Indépendamment de ces mesures, un certain nombre de recommandations sont à adopter pour les sportifs et tout autre participant, actif ou passif, à l’entraînement ou en compétition sportive (officiels, coachs, travailleurs/bénévoles et spectateurs), tout en prévoyant la restriction, le report ou l’annulation des activités physiques et sportives extérieures.
- Effet des canicules sur les passages aux urgences pour insuffisance rénale aiguë, décompensation cardiaque et ischémie myocardique en Auvergne-Rhône-Alpes, 2015-2022, Noémie Rossello et coll. Santé publique France – Auvergne-Rhône-Alpes, Lyon
Introduction – Les périodes de canicule induisent une surmortalité et augmentent l’impact de certaines comorbidités. Cependant, il existe un manque de recul sur l’influence sur les passages aux urgences en dehors de quelques pathologies très spécifiques de la chaleur. L’objectif de l’étude est d’étudier l’impact de la chaleur sur les passages aux urgences pour trois syndromes morbides actuellement non surveillés en routine en France : l’insuffisance rénale aiguë, la décompensation cardiaque et l’ischémie myocardique.
Méthodes – La période d’étude couvre les étés (1er juin au 15 septembre) 2015 à 2022 pour les 12 départements de la région Auvergne-Rhône-Alpes. Les données sanitaires ont été extraites du système de surveillance syndromique SurSaUD® (Surveillance sanitaire des urgences et des décès). Une analyse multivariée des nombres moyens de passages quotidiens en fonction des périodes de dépassement effectif de seuil canicule et des périodes de vigilance a été réalisée par régression binomiale négative.

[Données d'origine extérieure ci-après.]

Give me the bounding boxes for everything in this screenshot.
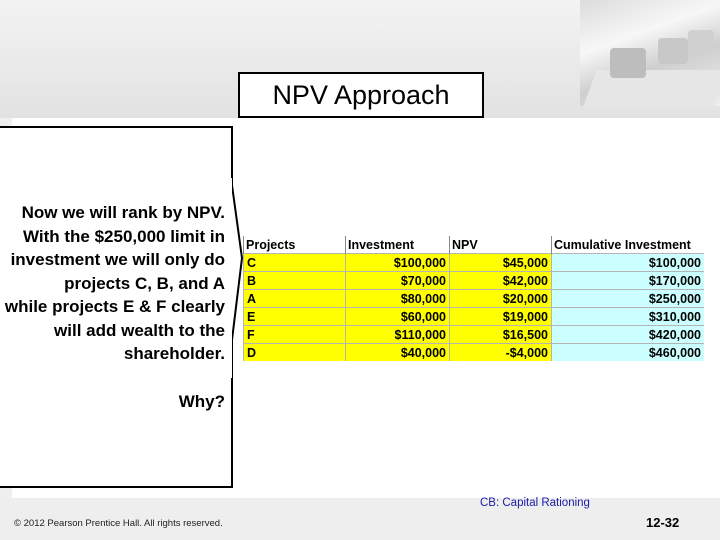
callout-line: Now we will rank by NPV. xyxy=(21,203,225,222)
project-cell: B xyxy=(244,272,346,290)
npv-cell: $16,500 xyxy=(450,326,552,344)
photo-table xyxy=(583,70,720,106)
why-question: Why? xyxy=(178,392,225,411)
npv-cell: $19,000 xyxy=(450,308,552,326)
npv-cell: $42,000 xyxy=(450,272,552,290)
project-cell: E xyxy=(244,308,346,326)
table-row xyxy=(244,254,705,272)
slide-title: NPV Approach xyxy=(238,72,484,118)
slide-number: 12-32 xyxy=(646,515,680,530)
photo-chair xyxy=(610,48,646,78)
callout-line: shareholder. xyxy=(123,344,225,363)
cumulative-cell: $310,000 xyxy=(552,308,705,326)
photo-chair xyxy=(688,30,714,52)
cumulative-cell: $170,000 xyxy=(552,272,705,290)
callout-text xyxy=(0,201,225,366)
table-row xyxy=(244,326,705,344)
table-row xyxy=(244,308,705,326)
npv-cell: $20,000 xyxy=(450,290,552,308)
header-investment: Investment xyxy=(346,236,450,254)
cumulative-cell: $460,000 xyxy=(552,344,705,362)
project-cell: A xyxy=(244,290,346,308)
footnote: CB: Capital Rationing xyxy=(480,497,590,509)
investment-cell: $60,000 xyxy=(346,308,450,326)
callout-line: With the $250,000 limit in xyxy=(22,226,225,246)
table-header-row xyxy=(244,236,705,254)
header-npv: NPV xyxy=(450,236,552,254)
callout-line: projects C, B, and A xyxy=(64,273,225,293)
table-row xyxy=(244,272,705,290)
callout-line: will add wealth to the xyxy=(54,320,225,340)
investment-cell: $70,000 xyxy=(346,272,450,290)
cumulative-cell: $420,000 xyxy=(552,326,705,344)
project-cell: F xyxy=(244,326,346,344)
project-cell: C xyxy=(244,254,346,272)
header-projects: Projects xyxy=(244,236,346,254)
npv-ranking-table xyxy=(243,236,704,361)
table-row xyxy=(244,344,705,362)
cumulative-cell: $100,000 xyxy=(552,254,705,272)
npv-cell: -$4,000 xyxy=(450,344,552,362)
table-row xyxy=(244,290,705,308)
investment-cell: $40,000 xyxy=(346,344,450,362)
investment-cell: $110,000 xyxy=(346,326,450,344)
conference-room-image xyxy=(580,0,720,106)
investment-cell: $80,000 xyxy=(346,290,450,308)
callout-line: investment we will only do xyxy=(10,250,225,269)
cumulative-cell: $250,000 xyxy=(552,290,705,308)
project-cell: D xyxy=(244,344,346,362)
header-cumulative-investment: Cumulative Investment xyxy=(552,236,705,254)
copyright-notice: © 2012 Pearson Prentice Hall. All rights reserved. xyxy=(14,518,223,529)
callout-line: while projects E & F clearly xyxy=(4,297,225,316)
npv-cell: $45,000 xyxy=(450,254,552,272)
investment-cell: $100,000 xyxy=(346,254,450,272)
photo-chair xyxy=(658,38,688,64)
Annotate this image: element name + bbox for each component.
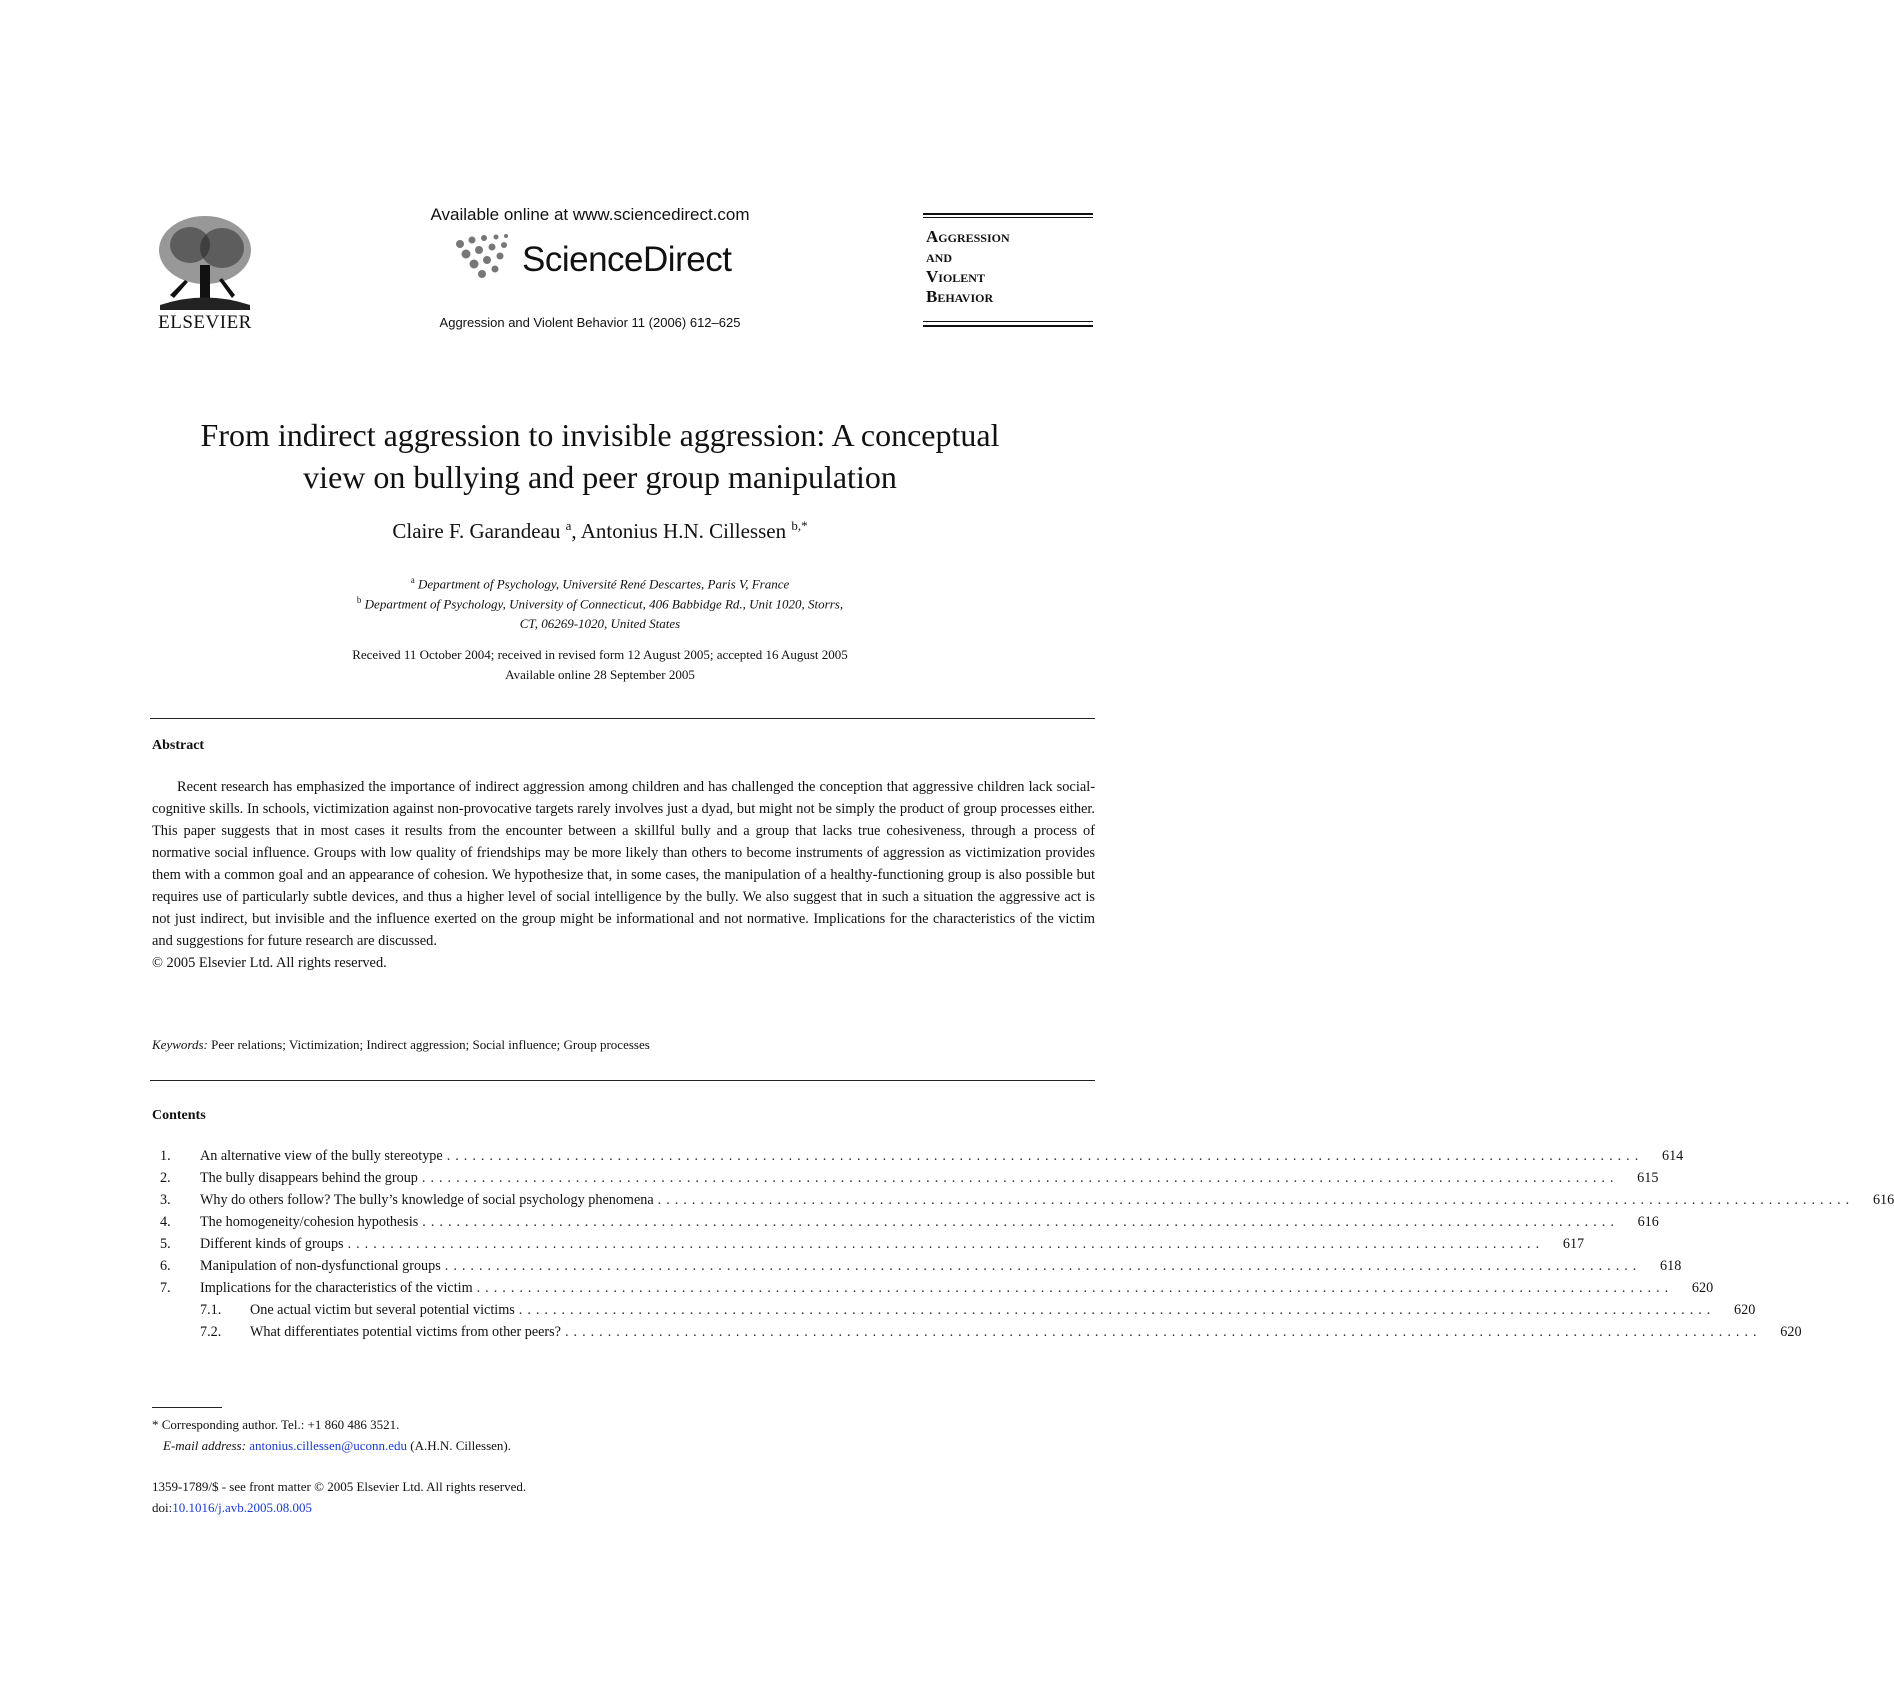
toc-entry[interactable] <box>160 1148 1684 1170</box>
toc-title: The homogeneity/cohesion hypothesis <box>200 1214 419 1230</box>
toc-title: An alternative view of the bully stereotype <box>200 1148 443 1164</box>
toc-leader: ............................................................................................................................................ <box>422 1214 1619 1230</box>
footnote-rule <box>152 1407 222 1408</box>
sciencedirect-wordmark: ScienceDirect <box>522 240 732 279</box>
contents-heading: Contents <box>152 1108 206 1123</box>
abstract-body <box>152 776 1095 974</box>
journal-logo-text <box>926 227 1010 307</box>
doi-link[interactable]: 10.1016/j.avb.2005.08.005 <box>172 1500 312 1515</box>
toc-title: Different kinds of groups <box>200 1236 344 1252</box>
toc-entry[interactable] <box>160 1280 1714 1302</box>
journal-logo-bottom-rule-thin <box>923 321 1093 322</box>
article-title <box>100 414 1100 498</box>
toc-number: 7.1. <box>200 1302 222 1318</box>
toc-entry[interactable] <box>160 1236 1585 1258</box>
affiliation-marker[interactable]: a <box>565 518 572 533</box>
toc-leader: ............................................................................................................................................ <box>444 1258 1642 1274</box>
toc-page: 620 <box>1734 1302 1756 1318</box>
footnote <box>152 1414 1052 1456</box>
toc-subentry[interactable] <box>160 1302 1756 1324</box>
toc-leader: ............................................................................................................................................ <box>446 1148 1644 1164</box>
journal-logo-line: and <box>926 247 952 266</box>
journal-logo-top-rule-thin <box>923 217 1093 218</box>
toc-title: What differentiates potential victims from other peers? <box>250 1324 561 1340</box>
doi-prefix: doi: <box>152 1500 173 1515</box>
affiliation-text: Department of Psychology, Université René Descartes, Paris V, France <box>417 576 790 592</box>
affiliation-text: CT, 06269-1020, United States <box>519 616 681 632</box>
toc-title: One actual victim but several potential victims <box>250 1302 515 1318</box>
toc-leader: ............................................................................................................................................ <box>564 1324 1762 1340</box>
keywords-list: Peer relations; Victimization; Indirect aggression; Social influence; Group processes <box>211 1037 650 1052</box>
journal-logo-line: Violent <box>926 267 985 286</box>
keywords-label: Keywords: <box>152 1037 208 1052</box>
affiliation-marker[interactable]: b,* <box>791 518 808 533</box>
toc-number: 3. <box>160 1192 171 1208</box>
toc-page: 617 <box>1562 1236 1585 1252</box>
toc-title: Implications for the characteristics of the victim <box>200 1280 473 1296</box>
email-link[interactable]: antonius.cillessen@uconn.edu <box>249 1438 408 1453</box>
toc-entry[interactable] <box>160 1170 1659 1192</box>
toc-page: 618 <box>1660 1258 1682 1274</box>
affiliation-b <box>100 590 1100 634</box>
journal-logo-top-rule <box>923 213 1093 215</box>
affiliation-label: a <box>410 575 415 585</box>
toc-entry[interactable] <box>160 1214 1659 1236</box>
author-list <box>100 518 1100 544</box>
journal-logo <box>923 213 1093 327</box>
author-separator: , <box>571 519 581 543</box>
toc-number: 1. <box>160 1148 171 1164</box>
toc-entry[interactable] <box>160 1258 1682 1280</box>
toc-number: 7. <box>160 1280 171 1296</box>
received-dates: Received 11 October 2004; received in revised form 12 August 2005; accepted 16 August 2005 <box>352 647 848 662</box>
journal-logo-line: Aggression <box>926 227 1010 246</box>
toc-number: 2. <box>160 1170 171 1186</box>
toc-leader: ............................................................................................................................................ <box>421 1170 1619 1186</box>
divider <box>150 1080 1095 1081</box>
online-date: Available online 28 September 2005 <box>505 667 695 682</box>
title-line: From indirect aggression to invisible aggression: A conceptual <box>200 417 1000 453</box>
available-online-line[interactable]: Available online at www.sciencedirect.com <box>430 205 750 224</box>
keywords <box>152 1037 1095 1053</box>
toc-number: 7.2. <box>200 1324 222 1340</box>
publisher-name: ELSEVIER <box>158 312 252 333</box>
toc-number: 4. <box>160 1214 171 1230</box>
journal-logo-bottom-rule <box>923 325 1093 327</box>
toc-page: 620 <box>1780 1324 1802 1340</box>
toc-title: The bully disappears behind the group <box>200 1170 418 1186</box>
publication-info <box>152 1476 1052 1518</box>
corresponding-author: * Corresponding author. Tel.: +1 860 486 3521. <box>152 1417 400 1432</box>
toc-leader: ............................................................................................................................................ <box>476 1280 1674 1296</box>
affiliation-label: b <box>356 595 362 605</box>
toc-page: 616 <box>1872 1192 1894 1208</box>
toc-page: 616 <box>1637 1214 1659 1230</box>
toc-page: 620 <box>1691 1280 1714 1296</box>
toc-title: Why do others follow? The bully’s knowledge of social psychology phenomena <box>200 1192 654 1208</box>
toc-leader: ............................................................................................................................................ <box>518 1302 1716 1318</box>
abstract-text: Recent research has emphasized the importance of indirect aggression among children and has challenged the conception that aggressive children lack social-cognitive skills. In schools, victimization against non-provocative targets rarely involves just a dyad, but might not be simply the product of group processes either. This paper suggests that in most cases it results from the encounter between a skillful bully and a group that lacks true cohesiveness, through a process of normative social influence. Groups with low quality of friendships may be more likely than others to become instruments of aggression as victimization provides them with a common goal and an appearance of cohesion. We hypothesize that, in some cases, the manipulation of a healthy-functioning group is also possible but requires use of particularly subtle devices, and thus a higher level of social intelligence by the bully. We also suggest that in such a situation the aggressive act is not just indirect, but invisible and the influence exerted on the group might be informational and not normative. Implications for the characteristics of the victim and suggestions for future research are discussed. <box>152 779 1095 949</box>
abstract-heading: Abstract <box>152 738 205 753</box>
toc-number: 5. <box>160 1236 171 1252</box>
journal-citation: Aggression and Violent Behavior 11 (2006) 612–625 <box>439 315 741 330</box>
table-of-contents <box>160 1148 1894 1346</box>
author-name: Antonius H.N. Cillessen <box>580 519 787 543</box>
toc-leader: ............................................................................................................................................ <box>657 1192 1855 1208</box>
affiliation-text: Department of Psychology, University of Connecticut, 406 Babbidge Rd., Unit 1020, Storrs, <box>364 596 844 612</box>
toc-page: 615 <box>1637 1170 1659 1186</box>
journal-logo-line: Behavior <box>926 287 994 306</box>
toc-subentry[interactable] <box>160 1324 1802 1346</box>
email-label: E-mail address: <box>163 1438 246 1453</box>
email-owner: (A.H.N. Cillessen). <box>410 1438 512 1453</box>
toc-page: 614 <box>1661 1148 1684 1164</box>
toc-leader: ............................................................................................................................................ <box>347 1236 1545 1252</box>
article-history <box>100 645 1100 685</box>
title-line: view on bullying and peer group manipulation <box>303 459 897 495</box>
sciencedirect-dots-icon <box>452 232 512 282</box>
copyright-line: © 2005 Elsevier Ltd. All rights reserved. <box>152 955 387 971</box>
issn-line: 1359-1789/$ - see front matter © 2005 Elsevier Ltd. All rights reserved. <box>152 1479 527 1494</box>
toc-entry[interactable] <box>160 1192 1894 1214</box>
toc-number: 6. <box>160 1258 171 1274</box>
divider <box>150 718 1095 719</box>
author-name: Claire F. Garandeau <box>392 519 561 543</box>
toc-title: Manipulation of non-dysfunctional groups <box>200 1258 441 1274</box>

Résultats – Un total de 14 060 passages aux urgences pour insuffisance rénale aiguë, 29 841 pour décompensation cardiaque et 17 749 pour ischémie myocardique sont survenus entre 2015 et 2022 durant les périodes d’étude en Auvergne-Rhône-Alpes. Le risque de passage aux urgences pour insuffisance rénale aiguë augmente de +47% (intervalle de confiance à 95%, IC95%: [39-56]) lorsque les températures dépassent les seuils d’alerte météorologiques, indépendamment du sexe, de l’âge, du département, du jour et du mois, ou en cas de température maximale >24°C, avec un risque croissant en cas de température très élevée. Ces effets ne sont pas mis en évidence pour les passages aux urgences pour décompensation cardiaque et pour ischémie myocardique.
Conclusion – Le risque de passages aux urgences pour insuffisance rénale aiguë augmente pendant les canicules et devrait inciter à mettre en place des mesures spécifiques de prévention de cette pathologie en période estivale.